New South Wales soon followed suit and in July became the first state to secure a licence to start growing, although with sales restricted to patients suffering only certain illnesses. Standard treatments must also be shown to be no longer viable.
The Queensland State Government joined NSW and Victoria in October, passing the most flexible laws in the country. These provide cannabis products to patients of any age, suffering from a long list of illnesses. Queensland Health Minister Cameron Dick said his state's laws are "leading Australia in providing medicinal cannabis treatment for those who need it most."
Western Australia's laws remain fairly strict, but doctors were approved to start prescribing medicinal cannabis from the end of October. This comes with the usual list of caveats present in other states.
A trailer for shows on SBS VICELAND, including Weediquette.
This legislative domino effect has been beneficial not just for ailing patients, but for overseas companies keen to get in on a fledgling industry.
Canadian group Tilray has been at the forefront. Back in March, the New South Wales Government and the University of Sydney announced a partnership with Tilray to begin clinical trials for chemotherapy patients.
"In Australia, we think that medical cannabis has potential to be a billion-dollar industry," Tilray's president Brendan Kennedy told news.com.au. "We intend to break ground with an Australian facility in the next 12 months."

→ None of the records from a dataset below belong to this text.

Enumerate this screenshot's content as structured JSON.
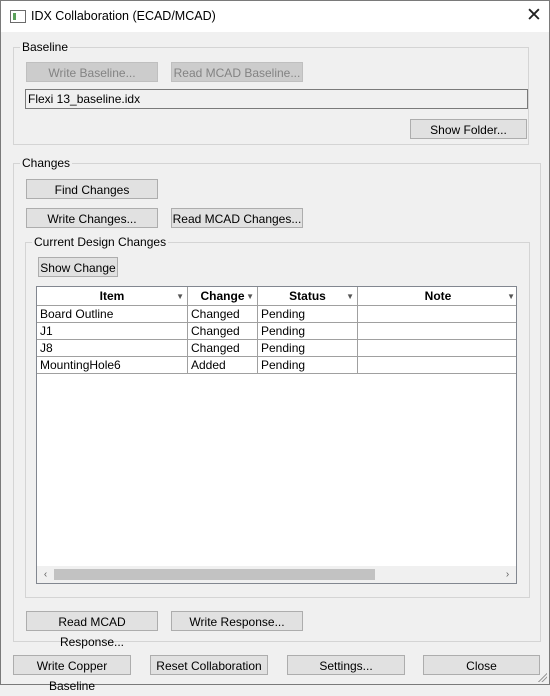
{
  "window": {
    "title": "IDX Collaboration (ECAD/MCAD)",
    "app_icon": "window-icon",
    "close_icon": "close-icon",
    "close_glyph": "✕"
  },
  "baseline": {
    "legend": "Baseline",
    "write_baseline": "Write Baseline...",
    "read_mcad_baseline": "Read MCAD Baseline...",
    "file_value": "Flexi 13_baseline.idx",
    "show_folder": "Show Folder..."
  },
  "changes": {
    "legend": "Changes",
    "find_changes": "Find Changes",
    "write_changes": "Write Changes...",
    "read_mcad_changes": "Read MCAD Changes...",
    "read_mcad_response": "Read MCAD Response...",
    "write_response": "Write Response..."
  },
  "current_design_changes": {
    "legend": "Current Design Changes",
    "show_change": "Show Change",
    "columns": [
      "Item",
      "Change",
      "Status",
      "Note"
    ],
    "rows": [
      {
        "item": "Board Outline",
        "change": "Changed",
        "status": "Pending",
        "note": ""
      },
      {
        "item": "J1",
        "change": "Changed",
        "status": "Pending",
        "note": ""
      },
      {
        "item": "J8",
        "change": "Changed",
        "status": "Pending",
        "note": ""
      },
      {
        "item": "MountingHole6",
        "change": "Added",
        "status": "Pending",
        "note": ""
      }
    ],
    "sort_glyph": "▼",
    "scroll_left_glyph": "‹",
    "scroll_right_glyph": "›"
  },
  "footer": {
    "write_copper_baseline": "Write Copper Baseline",
    "reset_collaboration": "Reset Collaboration",
    "settings": "Settings...",
    "close": "Close"
  }
}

The Australian Stock Exchange (ASX) has also seen an influx of foreign interest. Last month, Creso Pharma raised $5 million after debuting on the ASX. Co-founder Adam Blumenthal told The Australian his company had seen opportunity in Australia following increased advocacy and legislation changes. "There's definitely going to be a market for medical marijuana here," he said.
But what about the home-grown companies that have been here since day one? Last year Organic Therapeutic Pty Ltd became Australia's first medical cannabis research organisation when it formed out of an underground operation by the name of Mullaways. Organic Therapeutic is now hoping to begin exports to overseas buyers, assuming their products are approved by the Office of Drug Control (ODC).

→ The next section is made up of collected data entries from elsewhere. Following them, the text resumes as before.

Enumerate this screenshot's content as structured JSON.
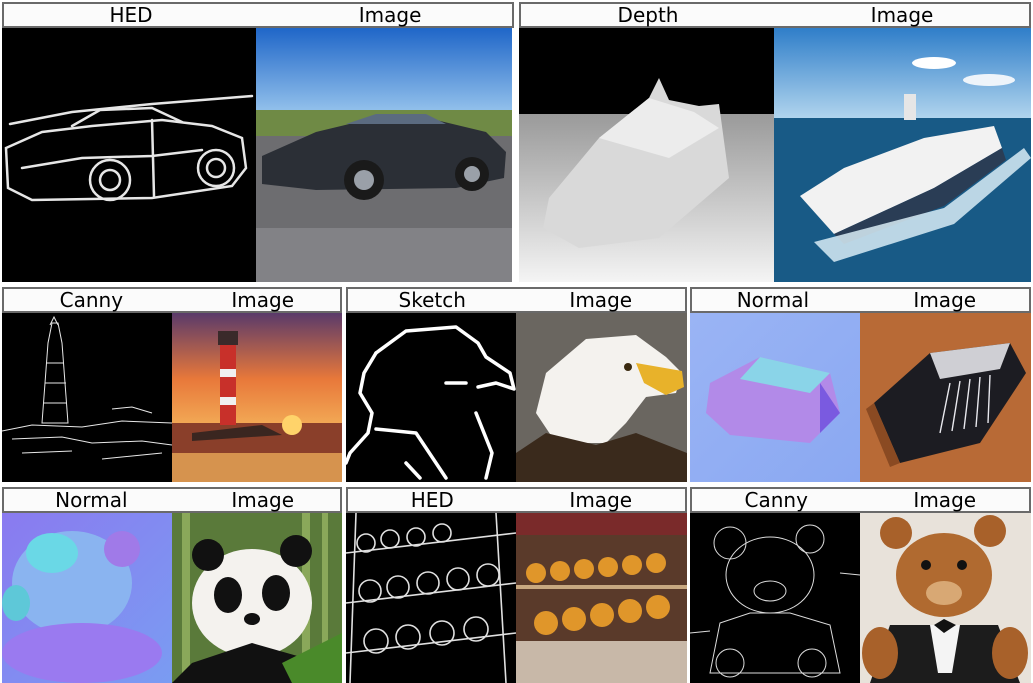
{
  "panels": [
    {
      "condition": "HED",
      "output": "Image",
      "subject": "sports-car"
    },
    {
      "condition": "Depth",
      "output": "Image",
      "subject": "cruise-ship"
    },
    {
      "condition": "Canny",
      "output": "Image",
      "subject": "lighthouse"
    },
    {
      "condition": "Sketch",
      "output": "Image",
      "subject": "eagle"
    },
    {
      "condition": "Normal",
      "output": "Image",
      "subject": "accordion"
    },
    {
      "condition": "Normal",
      "output": "Image",
      "subject": "panda"
    },
    {
      "condition": "HED",
      "output": "Image",
      "subject": "bakery-pastries"
    },
    {
      "condition": "Canny",
      "output": "Image",
      "subject": "teddy-bear"
    }
  ]
}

"At this stage the ODC is not allowing exports from Australian companies," Organic Therapeutic's Director of Sales and Marketing Anthony Coffey told VICE. But as he explained, developing partnerships with overseas buyers, particularly those based in China, will be too lucrative to pass up. "It will exceed exports relating to the current mining boom within a decade," he said.

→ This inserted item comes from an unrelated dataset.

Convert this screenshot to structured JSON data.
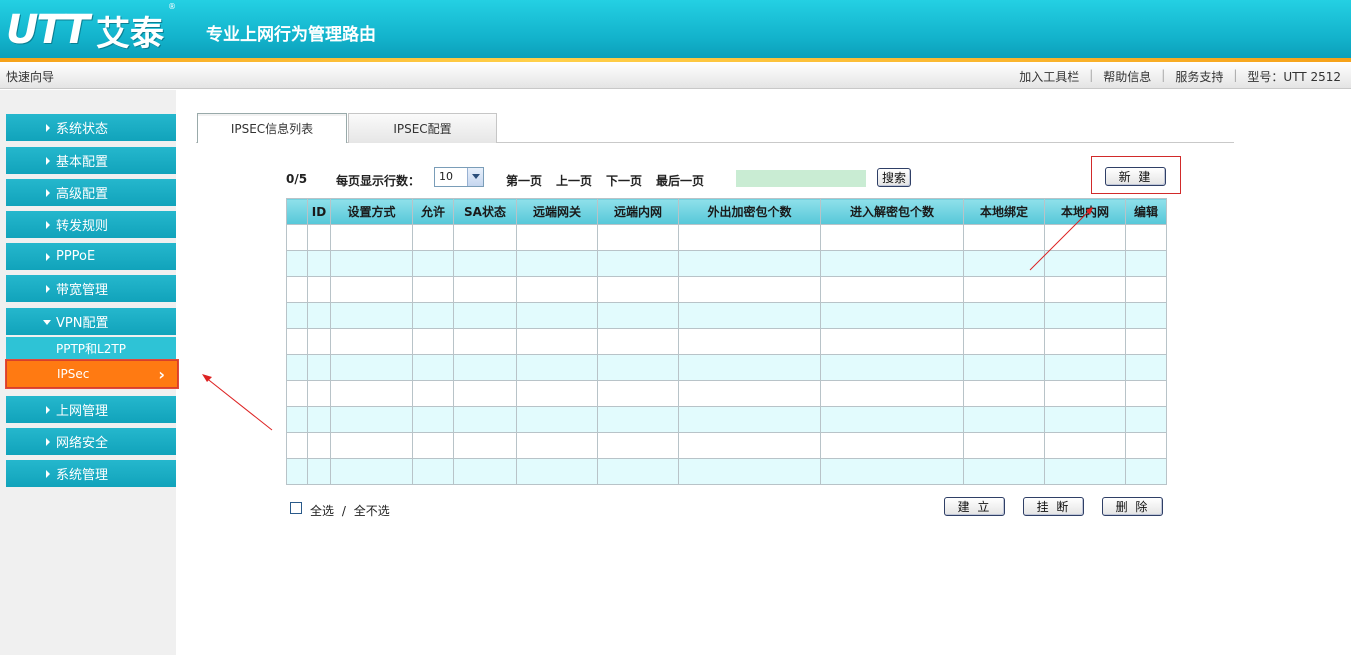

An interesting local twist is also in the way mining companies have been turning to marijuana as a potential source of revenue. Last year, Perth-based mining junior Erin Resources acquired Israeli research group MGC Global Ltd—now known as MGC Pharmaceuticals—to further its transition into the medicinal marijuana industry.
Fellow WA business Capital Mining Ltd have been retooling for medicinal marijuana, after acquiring a 24 percent stake in Canadian company Broken Coast Cannabis. This was followed by Gleneagle Gold—another public mining company—teeming up with Californian medical marijuana group Aunt Zelda, and e-listing on the ASX as Zelda Therapeutics Ltd. Now the company wants to raise funds for preclinical research and human trials.
As for individuals looking to start their own business, the playing field isn't looking so level. Anthony Coffey believes there won't be more than a handful of smaller companies applying for permits. "The requirements relating to license approval are convoluted and restrictive, and substantial finance is required," he says. "(Hopefully) the ODC will relax the license restrictions over time but this will not happen anytime soon."
Put simply, you're better off buying shares in pre-existing companies, or rejigged mining corporations with the capital to get approvals. These can range between 3.3 cents and 25 cents a share.
The Australian industry may be waking up, but we're not Colorado just yet.